Kesilen geniş parçalardan biri, sanki kendi iradesi varmış gibi hareketlendi ve dört ayak üzerine yatay olarak yerleşti. Matkap ve çekiç, hızla devreye girerek çivileri kullanıp geniş parçayı ayaklara sabitlediler. İkinci geniş parça da aynı şekilde hareketlendi ve birinci parçanın kenarına dikey olarak monte edildi.

Yapıştırıcı, adeta bir ressam gibi kılavuza göz attıktan sonra, monte edilen tahtaların birleşim noktalarına sürünerek parçaları daha da sağlamlaştırdı. Bu sırada, zımpara da devreye girerek yeni oluşan yapının tüm yüzeyini pürüzsüz hale getirdi.

Odadaki üç kişi, hayretler içinde olup biteni izliyorlardı. Gözlerinin önünde, sıradan malzemeler ve bir kılavuz sayesinde yepyeni bir tahta yapı var olmuştu: Sandalye. Yapının mükemmel işçiliği ve kusursuz detayları, onları daha da şaşkına çevirmişti.

Agnostik düşünceye sahip (yaratıcıya ne inanıyor ne de inanmıyor) kişi şaşkınlıkla, "Bu nasıl oldu?" diye sordu.

Ateist (bir yaratıcıya inanmayan) kişi [2] düşünceli bir şekilde, "Malzemelerin bunları yapma kabiliyetleri zaten kendilerinde var.
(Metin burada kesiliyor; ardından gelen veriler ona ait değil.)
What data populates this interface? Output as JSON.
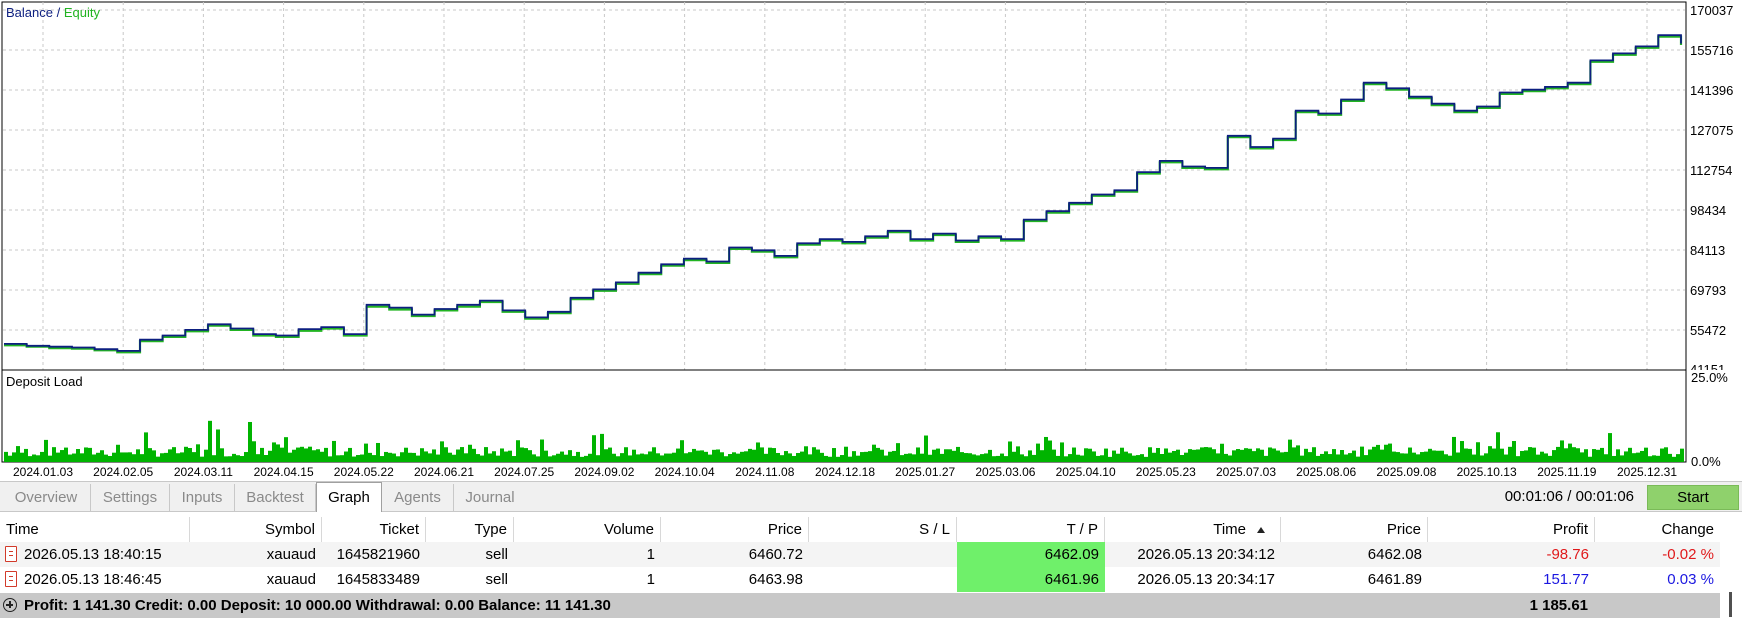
{
  "chart": {
    "legend_balance": "Balance",
    "legend_sep": " / ",
    "legend_equity": "Equity",
    "deposit_label": "Deposit Load",
    "deposit_top": "25.0%",
    "deposit_bottom": "0.0%",
    "colors": {
      "balance": "#0d1f80",
      "equity": "#22b422",
      "bars": "#00b400",
      "grid": "#c8c8c8"
    }
  },
  "chart_data": {
    "type": "line",
    "title": "",
    "series": [
      {
        "name": "Balance",
        "x_start": "2024.01.03",
        "x_end": "2026.01.10",
        "values": [
          50500,
          49800,
          49500,
          49200,
          48600,
          48000,
          52000,
          53500,
          55500,
          57500,
          56000,
          54000,
          53500,
          55800,
          56500,
          54000,
          64500,
          63500,
          61000,
          63000,
          64500,
          66000,
          62500,
          60000,
          62000,
          67000,
          70000,
          72500,
          76000,
          79000,
          81000,
          80000,
          85000,
          84000,
          82000,
          86500,
          88000,
          87000,
          89000,
          91000,
          88000,
          90000,
          87500,
          89000,
          88000,
          95000,
          98000,
          101000,
          104000,
          105500,
          112000,
          116000,
          114000,
          113500,
          125000,
          121000,
          124000,
          134000,
          133000,
          138000,
          144000,
          142000,
          139000,
          136500,
          134000,
          135500,
          140500,
          141500,
          142500,
          144000,
          152000,
          154500,
          157000,
          161000,
          158000
        ]
      },
      {
        "name": "Equity",
        "x_start": "2024.01.03",
        "x_end": "2026.01.10",
        "values": [
          50000,
          49500,
          49000,
          48800,
          48200,
          47500,
          51500,
          53000,
          55000,
          57000,
          55500,
          53500,
          53000,
          55200,
          56000,
          53500,
          63800,
          62800,
          60500,
          62500,
          63800,
          65500,
          62000,
          59500,
          61500,
          66500,
          69500,
          72000,
          75500,
          78500,
          80500,
          79500,
          84500,
          83500,
          81500,
          86000,
          87500,
          86500,
          88500,
          90500,
          87500,
          89500,
          87000,
          88500,
          87500,
          94500,
          97500,
          100500,
          103500,
          105000,
          111500,
          115500,
          113500,
          113000,
          124500,
          120500,
          123500,
          133500,
          132500,
          137500,
          143500,
          141500,
          138500,
          136000,
          133500,
          135000,
          140000,
          141000,
          142000,
          143500,
          151500,
          154000,
          156500,
          160500,
          157500
        ]
      }
    ],
    "y_ticks": [
      41151,
      55472,
      69793,
      84113,
      98434,
      112754,
      127075,
      141396,
      155716,
      170037
    ],
    "ylim": [
      41151,
      170037
    ],
    "x_ticks": [
      "2024.01.03",
      "2024.02.05",
      "2024.03.11",
      "2024.04.15",
      "2024.05.22",
      "2024.06.21",
      "2024.07.25",
      "2024.09.02",
      "2024.10.04",
      "2024.11.08",
      "2024.12.18",
      "2025.01.27",
      "2025.03.06",
      "2025.04.10",
      "2025.05.23",
      "2025.07.03",
      "2025.08.06",
      "2025.09.08",
      "2025.10.13",
      "2025.11.19",
      "2025.12.31"
    ],
    "grid": true,
    "legend_position": "top-left",
    "deposit_load": {
      "name": "Deposit Load",
      "ylim": [
        0,
        25
      ],
      "unit": "%"
    }
  },
  "tabs": [
    {
      "label": "Overview",
      "active": false
    },
    {
      "label": "Settings",
      "active": false
    },
    {
      "label": "Inputs",
      "active": false
    },
    {
      "label": "Backtest",
      "active": false
    },
    {
      "label": "Graph",
      "active": true
    },
    {
      "label": "Agents",
      "active": false
    },
    {
      "label": "Journal",
      "active": false
    }
  ],
  "timer": "00:01:06 / 00:01:06",
  "start_label": "Start",
  "table": {
    "headers": [
      "Time",
      "Symbol",
      "Ticket",
      "Type",
      "Volume",
      "Price",
      "S / L",
      "T / P",
      "Time",
      "Price",
      "Profit",
      "Change"
    ],
    "rows": [
      {
        "time": "2026.05.13 18:40:15",
        "symbol": "xauaud",
        "ticket": "1645821960",
        "type": "sell",
        "volume": "1",
        "price": "6460.72",
        "sl": "",
        "tp": "6462.09",
        "time2": "2026.05.13 20:34:12",
        "price2": "6462.08",
        "profit": "-98.76",
        "change": "-0.02 %",
        "sign": "neg"
      },
      {
        "time": "2026.05.13 18:46:45",
        "symbol": "xauaud",
        "ticket": "1645833489",
        "type": "sell",
        "volume": "1",
        "price": "6463.98",
        "sl": "",
        "tp": "6461.96",
        "time2": "2026.05.13 20:34:17",
        "price2": "6461.89",
        "profit": "151.77",
        "change": "0.03 %",
        "sign": "pos"
      }
    ]
  },
  "summary": {
    "text": "Profit: 1 141.30  Credit: 0.00  Deposit: 10 000.00  Withdrawal: 0.00  Balance: 11 141.30",
    "total": "1 185.61"
  }
}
Kılavuz rehberliğinde tüm bunları kendileri yaptılar, zaten gözümüz önünde olaylar gerçekleşti," dedi.

Bir yaratıcının olması gerektiğine inanan kişi, diğerlerinin görüşlerine karşı çıkarak şöyle dedi: "Kılavuzda her şeyin nasıl yapılacağı yazıyor olabilir ve bu parçaların da bazı özellikleri var, doğru. Ancak bu cansız varlıkların kendi başlarına hareket etme güçleri ve iradeleri olmadığı, bilimsel gerçekler, mantık, gözlem ve akıl sahibi herkesin çıkarımıyla apaçık ortadadır. Hatta birbirlerini tanımaları, kılavuzu okumaları ve anlamlandırmaları da mümkün değil. Öyleyse bu kusursuz düzeni ve yaratımı gerçekleştiren, görünmeyen,[3] şuurlu, irade ve amaç sahibi bir varlık olmalı."

Agnostik düşünceye sahip (yaratıcıya ne inanıyor ne de inanmıyor) kişi tekrar söze girdi, "Ben ikinize de katılmıyorum. Bu işlerin nasıl olduğu konusundaki gerçeği insan aklı şu anda anlamamaktadır. Dolayısıyla nasıl olmakta ve neden yapmakta olduklarını bilemeyiz. Ne bir yapanı kabul edebiliriz ne de o yapanı reddederiz. Bilemiyoruz nasıl ve neden oluyor. Bir gün gelir bilim bunu açıklar ve biz de anlarız; öylelikle gerçeğe ulaşıp o gerçeğe inanırız."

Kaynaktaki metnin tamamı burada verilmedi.